“Ogne gghiuorno è taluorno” dall’antico “Ogne ghiurno è taluorno” è un’espressione oramai utilizzata nel napoletano, e storpiata in questo periodo in cui sembra che facciamo (e forse è vero) le stesse identiche azioni. L’espressione infatti è legata quindi alla ripetizione costante e fastidiosa, specialmente quando ci si mettono d’impegno. In verità è usata, e lo era moltissimo una ventina d’anni fa per indicare e per redarguire qualcuno che fa di tutto per infastidire o che continua imperterrito a parlare di un argomento poco gradito.
Il primo utilizzo trascritto della parola ‘taluorno’, come “ripetizione come fastidio”, metaforicamente parlando lo troviamo ne “Lo Cunto de li Cunti overo lo trattenemiento de peccerille” il pentamerone di Giambattista Basile. Nell’opera, infatti, troviamo questo detto “ogne gghiuorno è taluorno” e, quindi, si può preporre che nel XVI secolo, il termine veniva giù utilizzato nell’uso quotidiano dei napoletani.
Ma “taluorno” da dove deriva? Vuol significare davvero “tale-giorno”?
L’origine in verità è di tradizione molto antica, risalente alle prime civiltà umane. Presso gli antichi romani, infatti, la prèfica (dal latino praefica, ovvero messa a capo) era la donna che veniva pagata per piangere e lamentarsi durante i funerali; questa usanza ancora sopravvive in alcune aree mediterranee europee; scherzosamente la voce è usata, oggi per indicare anche una persona che si lamenti per nulla. Non a caso sia in Puglia che in Campania, (soprattutto nel napoletano) ‘o talùernu, taluòrno o talòrno, designava la veglia funebre in cui erano protagoniste delle vere e proprie professioniste del lamento che, a pagamento, accompagnavano con il loro “canto” il defunto nell’ultimo viaggio. In Puglia già dal mondo greco e poi romano questo rito veniva chiamato “lu taluèrno”.
E se per il Gerhard Rohlfs (glottologo e filologo) il termine si limita a rinviare a latuèrnu usato col significato di piagnisteo, lamentela, suono noioso, seccatura nel Brindisino e nel Tarantino, in altre zone si usa per indicare il coro della figliata dei femminielli; al Centro Italia ritorna in alcuni casi ‘latorno’ ovvero lamento.

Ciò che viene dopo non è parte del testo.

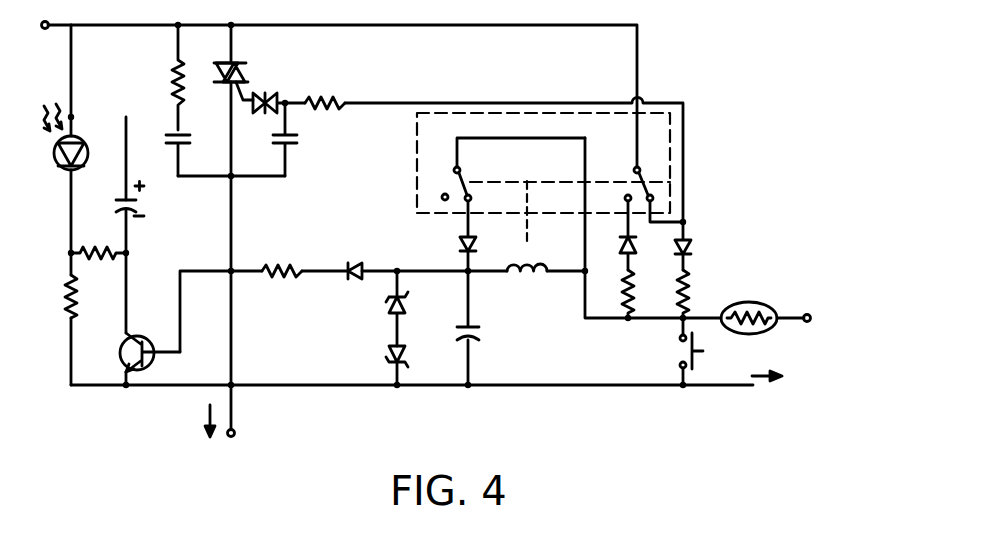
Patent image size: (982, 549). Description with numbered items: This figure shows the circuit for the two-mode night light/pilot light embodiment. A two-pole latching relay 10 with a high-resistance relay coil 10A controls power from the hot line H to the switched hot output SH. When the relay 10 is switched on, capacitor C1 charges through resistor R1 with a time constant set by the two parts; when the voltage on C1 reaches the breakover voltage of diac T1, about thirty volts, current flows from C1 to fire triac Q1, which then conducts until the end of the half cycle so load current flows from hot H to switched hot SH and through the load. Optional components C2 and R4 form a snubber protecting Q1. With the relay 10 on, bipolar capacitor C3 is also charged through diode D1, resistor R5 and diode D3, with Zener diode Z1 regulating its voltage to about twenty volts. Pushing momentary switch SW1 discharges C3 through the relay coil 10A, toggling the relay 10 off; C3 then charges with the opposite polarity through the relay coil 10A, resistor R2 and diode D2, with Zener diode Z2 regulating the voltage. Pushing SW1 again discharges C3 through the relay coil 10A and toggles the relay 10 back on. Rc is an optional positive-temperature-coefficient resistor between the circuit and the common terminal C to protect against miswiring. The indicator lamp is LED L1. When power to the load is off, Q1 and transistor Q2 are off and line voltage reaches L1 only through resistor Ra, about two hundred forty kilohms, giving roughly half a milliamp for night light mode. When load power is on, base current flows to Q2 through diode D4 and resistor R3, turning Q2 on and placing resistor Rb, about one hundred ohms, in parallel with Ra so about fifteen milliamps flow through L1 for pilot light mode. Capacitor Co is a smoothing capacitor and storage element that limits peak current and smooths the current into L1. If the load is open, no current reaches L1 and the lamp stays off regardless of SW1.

The two-pole latching relay 10 is at (417, 128).
The relay coil 10A is at (529, 243).
The hot H is at (35, 27).
The common terminal C is at (816, 319).
The switched hot SH is at (546, 417).
The LED L1 is at (57, 144).
The smoothing capacitor Co is at (143, 200).
The resistor Rb is at (98, 244).
The resistor Ra is at (52, 296).
The transistor Q2 is at (151, 355).
The resistor R4 is at (162, 77).
The capacitor C2 is at (192, 153).
The triac Q1 is at (242, 68).
The diac T1 is at (279, 93).
The resistor R1 is at (325, 91).
The capacitor C1 is at (297, 139).
The resistor R3 is at (282, 260).
The diode D4 is at (358, 257).
The Zener diode Z1 is at (383, 308).
The Zener diode Z2 is at (382, 365).
The diode D3 is at (483, 236).
The bipolar capacitor C3 is at (482, 328).
The diode D2 is at (616, 235).
The resistor R2 is at (613, 294).
The diode D1 is at (698, 246).
The resistor R5 is at (700, 294).
The positive-temperature-coefficient resistor Rc is at (756, 310).
The momentary switch SW1 is at (714, 351).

Altri significati li prende nel dialetto neretino-salentino con l’assunzione di significato di ‘oggetto inutile’, ingombrante: “llende ti miènzu ‘stu taluèrnu!”, cioè togli di mezzo quest’oggetto che dà fastidio!; così che viene legato alla persona assillante e fastidiosa, “mamma, cce ttaluèrnu ca sinti!”, ovvero mamma, che seccatore che sei!.
Scrive il prof. Armando Polito, che il termine con il passaggio della liquida inziale L in R, dal termine ratuèrnu, corrispondente all’italiano ritorno, attraverso un’analisi, molto attenta, delle inflessioni e delle radici e suffissi delle parole, con chiari e specifici esempi di testi classici e medioevali fino a quelli barocchi.
Certo che per noi resta, soprattutto in questo periodo un’amara e rassegnata concezione della vita, v’è indubbio che se legata al funerale, direi che sarebbe il caso di cambiare il termine o proverbio da utilizzare (almeno per il periodo) potremmo dire “Ogne gghiuorno è nate gghiuorno”!
Anche perché nella celebre Funiculì funiculà di Luigi Denza e Peppino Turco del 1880, la canzone dice: “Lo core canta sempe ‘no taluorno: Sposammo, oi’ Ne’!… Sposammo, oi’ Ne’!”, ovvero Il cuore canta sempre una cantilena: Sposiamoci, o Nina…Sposiamoci, o Nina!, e posso solo immaginare cosa avrebbe risposto Nina se avesse conosciuto l’origine funeraria primitiva del significato della parola taluorno…
… non sarebbe certamente stato lo stesso giorno!